Transition en Guinée-Bissau : La CEDEAO disposée à accompagner de nouvelles mues politiques

La Communauté économique des Etats de l’Afrique de l’Ouest (CEDEAO) a salué, dans un communiqué publié le week-end écoulé à Abuja, la capitale du Nigeria, les mesures de décrispation politique annoncées par les autorités de la Transition en Guinée-Bissau.

La CEDEAO estime que ces mesures « visent à promouvoir un environnement politique inclusif et à faire avancer le processus de retour à l’ordre constitutionnel » dans cet Etat qui a relance la Transition en novembre 2025.

Selon la Commission de la CEDEAO, le Président de la Transition de la Guinée-Bissau, Horta Inta-A a détaillé dans une lettre adressée au Président en exercice de la CEDEAO, le Sierra-Léonais, Julius Maada-Bio, une série de mesures politiques prises.

Il s’agit entre autres, de la « Constitution d’un Gouvernement de Transition inclusif, la nomination de dix représentants des deux principaux groupes politiques au Conseil national de Transition et la libération de tous les prisonniers politiques » ainsi que « l’amélioration des conditions de détention, de Domingos Simoes Pereira, chef du PAIGC (Parti africain pour l’indépendance de la Guinée et du Cap-Vert) détenu depuis fin novembre 2025 et le retrait de la demande de départ de la Mission de soutien à la stabilisation de la CEDEAO en Guinée-Bissau (ESSMGB).

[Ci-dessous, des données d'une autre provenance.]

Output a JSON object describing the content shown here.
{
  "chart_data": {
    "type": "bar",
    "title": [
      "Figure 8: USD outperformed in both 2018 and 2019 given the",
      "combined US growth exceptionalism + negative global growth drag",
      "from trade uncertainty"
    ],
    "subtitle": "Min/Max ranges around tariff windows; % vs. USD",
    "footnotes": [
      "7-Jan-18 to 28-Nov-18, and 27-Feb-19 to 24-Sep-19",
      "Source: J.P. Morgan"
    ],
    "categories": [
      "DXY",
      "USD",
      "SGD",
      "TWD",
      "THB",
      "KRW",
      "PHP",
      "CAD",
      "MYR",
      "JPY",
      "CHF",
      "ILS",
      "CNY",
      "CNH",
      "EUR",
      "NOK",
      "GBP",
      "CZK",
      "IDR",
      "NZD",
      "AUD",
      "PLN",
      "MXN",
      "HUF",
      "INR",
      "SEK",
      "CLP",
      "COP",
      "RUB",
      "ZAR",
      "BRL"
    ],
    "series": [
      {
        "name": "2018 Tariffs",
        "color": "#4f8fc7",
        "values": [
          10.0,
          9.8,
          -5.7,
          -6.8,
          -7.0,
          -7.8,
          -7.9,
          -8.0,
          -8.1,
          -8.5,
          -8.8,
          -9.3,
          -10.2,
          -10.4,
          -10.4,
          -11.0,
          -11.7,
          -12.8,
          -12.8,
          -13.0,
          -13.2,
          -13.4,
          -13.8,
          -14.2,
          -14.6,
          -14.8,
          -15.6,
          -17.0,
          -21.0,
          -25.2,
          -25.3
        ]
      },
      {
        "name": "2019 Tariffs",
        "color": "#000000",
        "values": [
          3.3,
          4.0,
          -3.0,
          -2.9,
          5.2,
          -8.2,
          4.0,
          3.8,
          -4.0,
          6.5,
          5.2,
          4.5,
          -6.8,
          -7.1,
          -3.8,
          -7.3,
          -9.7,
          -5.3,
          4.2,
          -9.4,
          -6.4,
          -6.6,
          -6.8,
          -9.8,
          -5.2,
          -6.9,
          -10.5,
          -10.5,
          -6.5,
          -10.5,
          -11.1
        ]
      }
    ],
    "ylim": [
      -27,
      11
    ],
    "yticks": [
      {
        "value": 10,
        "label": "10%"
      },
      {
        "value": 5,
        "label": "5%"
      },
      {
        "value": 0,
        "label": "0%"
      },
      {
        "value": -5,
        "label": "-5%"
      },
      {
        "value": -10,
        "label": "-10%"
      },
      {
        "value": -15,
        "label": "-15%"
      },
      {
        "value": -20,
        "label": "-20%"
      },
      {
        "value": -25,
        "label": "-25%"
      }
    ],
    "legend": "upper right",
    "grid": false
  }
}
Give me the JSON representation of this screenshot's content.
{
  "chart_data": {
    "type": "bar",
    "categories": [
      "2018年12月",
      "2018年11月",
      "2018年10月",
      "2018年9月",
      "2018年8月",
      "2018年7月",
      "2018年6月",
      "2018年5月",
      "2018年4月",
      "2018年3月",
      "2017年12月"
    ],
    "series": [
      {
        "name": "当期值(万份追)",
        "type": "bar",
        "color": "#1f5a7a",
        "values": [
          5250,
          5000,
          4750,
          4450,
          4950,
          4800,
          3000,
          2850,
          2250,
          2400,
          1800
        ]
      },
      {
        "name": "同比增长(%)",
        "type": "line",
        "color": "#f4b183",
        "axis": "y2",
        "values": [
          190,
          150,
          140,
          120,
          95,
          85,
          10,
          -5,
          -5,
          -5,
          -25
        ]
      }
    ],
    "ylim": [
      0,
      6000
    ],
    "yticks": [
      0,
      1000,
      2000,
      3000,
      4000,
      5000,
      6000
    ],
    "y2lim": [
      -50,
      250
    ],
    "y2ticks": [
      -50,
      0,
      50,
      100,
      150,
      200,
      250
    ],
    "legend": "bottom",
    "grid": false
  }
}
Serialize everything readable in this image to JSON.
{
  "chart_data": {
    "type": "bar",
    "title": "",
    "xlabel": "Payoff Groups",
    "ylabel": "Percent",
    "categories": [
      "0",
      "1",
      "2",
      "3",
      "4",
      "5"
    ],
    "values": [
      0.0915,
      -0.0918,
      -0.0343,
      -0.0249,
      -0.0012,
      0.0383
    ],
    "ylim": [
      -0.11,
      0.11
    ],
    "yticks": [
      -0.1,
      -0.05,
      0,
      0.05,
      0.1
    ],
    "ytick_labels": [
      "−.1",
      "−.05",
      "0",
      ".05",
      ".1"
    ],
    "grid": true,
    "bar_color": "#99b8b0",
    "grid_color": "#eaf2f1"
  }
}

La CEDEAO exhorte « toutes les parties prenantes de la Guinée-Bissau à travailler de manière concertée en faveur d’une Transition pacifique et crédible, conduisant à la tenue d’élections démocratiques » dans les meilleurs délais.

Depuis le 26 novembre 2025, les Forces armées de la Guinée-Bissau ont pris le contrôle total des pouvoirs de l’Etat, en renversant le Président Umaro Sissoco Embalo. Le général Horta Inta-A a été investi Président de la Transition « pour un mandat d’un an ».

Le 21 janvier 2026, le Président Horta Inta-A a fixé, par décret, la date du « 6 décembre 2026 pour la tenue des élections législatives et présidentielles » pour sortir de la nouvelle Transition en cours et rétablir l’odre constitutionnel dans le pays comme le souhaite la CEDEAO.